A la question de savoir pourquoi avaient-ils choisi l'union libre, avec les
conséquences qui peuvent en découler ? Il a répondu
que ces unions (mariages) que vous vantez parfois ne sont même pas plus
stable que nos unions (unions libres) nous n'avons rien à envier sur
ces gens là. Une dernière question lui a été
posée, celle de savoir s'il était d'accord que le
législateur congolais prenne une loi spéciale qui organiserait et
protégerait l'union libre ? Il a répondu que ce serait un
salut pour eux, un moyen très efficace pour lutter contre les
inconvénients surtout patrimoniaux liés à la rupture de
l'union libre.
§ Monsieur Lufundusu Bamba Patou nous a tenu les propos
ci-après : nous sommes encore des jeunes et vous le savez
très bien que la jeunesse est sacrifiée dans notre pays, nous
n'avons pas d'emploi fiable, nous vivons dans l'informel c'est-à-dire
dans la débrouillardise. Comment pourrons- nous réunir les moyens
possibles pour faire face à ces dépenses du mariage ? C'est
ainsi que nous vivons jusqu'aujourd'hui en concubinage ; nous ne l'avons
pas voulu mais c'est la grossesse qui a fait que nous soyons ensemble et comme
on s'aime tous les deux on n'a plus envie de se séparer. Si on pouvait
trouver les moyens nécessaires pour se marier on le fera. Nous lui avons
demandé cette somme d'argent s'élève a combien et quelles
sont ces dépenses précisément ? Il a répondu
que c'est d'abord la facture qui englobe les biens que les parents de la fille
demandent qui s'évalue à 1500 $ ainsi que d'autres
préparatifs du mariage qui lui semblent vraiment un casse tête.

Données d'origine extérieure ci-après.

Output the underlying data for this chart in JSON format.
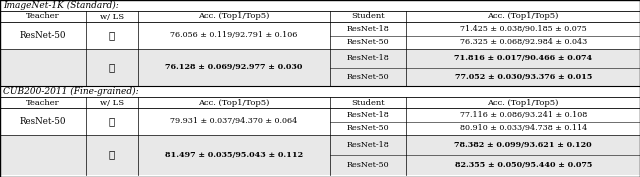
{
  "fig_width": 6.4,
  "fig_height": 1.77,
  "dpi": 100,
  "background_color": "#ffffff",
  "section1_title": "ImageNet-1K (Standard):",
  "section2_title": "CUB200-2011 (Fine-grained):",
  "header": [
    "Teacher",
    "w/ LS",
    "Acc. (Top1/Top5)",
    "Student",
    "Acc. (Top1/Top5)"
  ],
  "table1_rows": [
    {
      "teacher": "ResNet-50",
      "wls": "✗",
      "teacher_acc": "76.056 ± 0.119/92.791 ± 0.106",
      "teacher_acc_bold": false,
      "shaded": false,
      "students": [
        {
          "name": "ResNet-18",
          "acc": "71.425 ± 0.038/90.185 ± 0.075",
          "bold": false
        },
        {
          "name": "ResNet-50",
          "acc": "76.325 ± 0.068/92.984 ± 0.043",
          "bold": false
        }
      ]
    },
    {
      "teacher": "",
      "wls": "✓",
      "teacher_acc": "76.128 ± 0.069/92.977 ± 0.030",
      "teacher_acc_bold": true,
      "shaded": true,
      "students": [
        {
          "name": "ResNet-18",
          "acc": "71.816 ± 0.017/90.466 ± 0.074",
          "bold": true
        },
        {
          "name": "ResNet-50",
          "acc": "77.052 ± 0.030/93.376 ± 0.015",
          "bold": true
        }
      ]
    }
  ],
  "table2_rows": [
    {
      "teacher": "ResNet-50",
      "wls": "✗",
      "teacher_acc": "79.931 ± 0.037/94.370 ± 0.064",
      "teacher_acc_bold": false,
      "shaded": false,
      "students": [
        {
          "name": "ResNet-18",
          "acc": "77.116 ± 0.086/93.241 ± 0.108",
          "bold": false
        },
        {
          "name": "ResNet-50",
          "acc": "80.910 ± 0.033/94.738 ± 0.114",
          "bold": false
        }
      ]
    },
    {
      "teacher": "",
      "wls": "✓",
      "teacher_acc": "81.497 ± 0.035/95.043 ± 0.112",
      "teacher_acc_bold": true,
      "shaded": true,
      "students": [
        {
          "name": "ResNet-18",
          "acc": "78.382 ± 0.099/93.621 ± 0.120",
          "bold": true
        },
        {
          "name": "ResNet-50",
          "acc": "82.355 ± 0.050/95.440 ± 0.075",
          "bold": true
        }
      ]
    }
  ],
  "shade_color": "#e8e8e8",
  "font_size": 5.8,
  "header_font_size": 6.0,
  "section_font_size": 6.5,
  "wls_font_size": 7.5
}
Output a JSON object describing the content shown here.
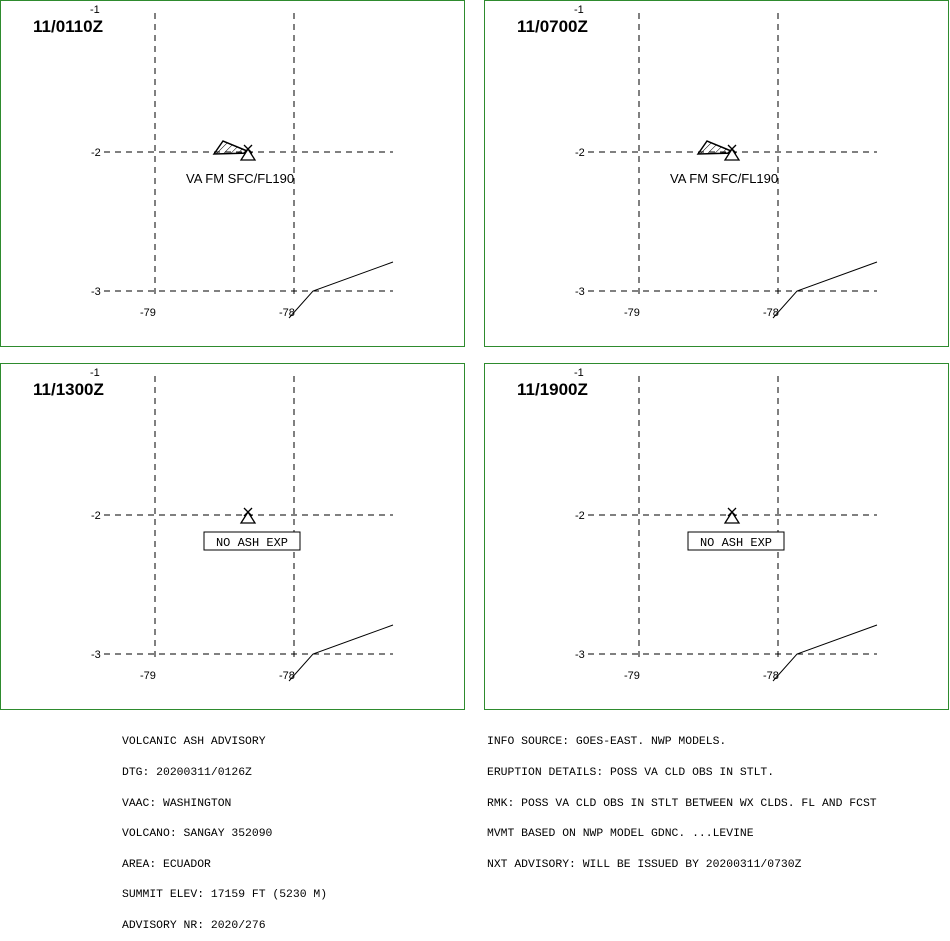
{
  "panels": [
    {
      "time": "11/0110Z",
      "label": "VA FM SFC/FL190",
      "has_ash": true
    },
    {
      "time": "11/0700Z",
      "label": "VA FM SFC/FL190",
      "has_ash": true
    },
    {
      "time": "11/1300Z",
      "label": "NO ASH EXP",
      "has_ash": false
    },
    {
      "time": "11/1900Z",
      "label": "NO ASH EXP",
      "has_ash": false
    }
  ],
  "grid_labels": {
    "lat_top": "-1",
    "lat_mid": "-2",
    "lat_bottom": "-3",
    "lon_left": "-79",
    "lon_right": "-78"
  },
  "advisory_left": [
    "VOLCANIC ASH ADVISORY",
    "DTG: 20200311/0126Z",
    "VAAC: WASHINGTON",
    "VOLCANO: SANGAY 352090",
    "AREA: ECUADOR",
    "SUMMIT ELEV: 17159 FT (5230 M)",
    "ADVISORY NR: 2020/276"
  ],
  "advisory_right": [
    "INFO SOURCE: GOES-EAST. NWP MODELS.",
    "ERUPTION DETAILS: POSS VA CLD OBS IN STLT.",
    "RMK: POSS VA CLD OBS IN STLT BETWEEN WX CLDS. FL AND FCST",
    "MVMT BASED ON NWP MODEL GDNC. ...LEVINE",
    "NXT ADVISORY: WILL BE ISSUED BY 20200311/0730Z"
  ],
  "colors": {
    "panel_border": "#2e8b2e"
  }
}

Une dernière question lui a été posée pour boucler
notre conversation, celle de savoir s'il était d'accord que le
législateur congolais prenne une loi spéciale organisant et
protégeant l'union libre. Sa réponse était « oui
nous sommes d'accord que l'Etat congolais puisse examiner notre situation en
adoptant une loi spéciale sur l'union libre, vu la
précarité de la situation des jeunes congolais qui sont
sacrifiés, qui n'ont même pas les moyens pour honorer leurs
partenaires... ».
§ Monsieur Mangietimona Patrick quant à lui,
nous a tenu les propos suivants : moi je n'avais pas voulu cette
situation, ce sont les parents de ma concubine qui n'avaient pas voulu recevoir
ma dot du fait que moi je suis Muyombe et eux sont des gens de Bandundu. Le
père de la fille voulait que sa fille se marie nécessairement
avec quelqu'un de Bandundu. Il menaçait même de maudire sa fille
si celle-ci se mariait avec moi, nous étions obligé de vivre en
cachette parce que l'on s'aimait beaucoup et en cohabitant en cachette la
grossesse s'en est ensuivie. Finalement le père ne pouvant plus garder
sa fille avec ma grossesse était tenu de venir la déposer chez
moi ne voulant pas toujours recevoir ma dot. Par respect pour mon
beau-père je ne pouvais pas forcer sa main par la justice c'est comme
ça que jusqu'à présent nous sommes encore en union libre.
Nous lui avons demandé s'il était d'accord que le
législateur congolais adopte une loi spéciale qui organiserait et
protégerait les rapports patrimoniaux des partenaires lors de la
rupture. Il nous a répondu que cette loi sera la bienvenue pour nous.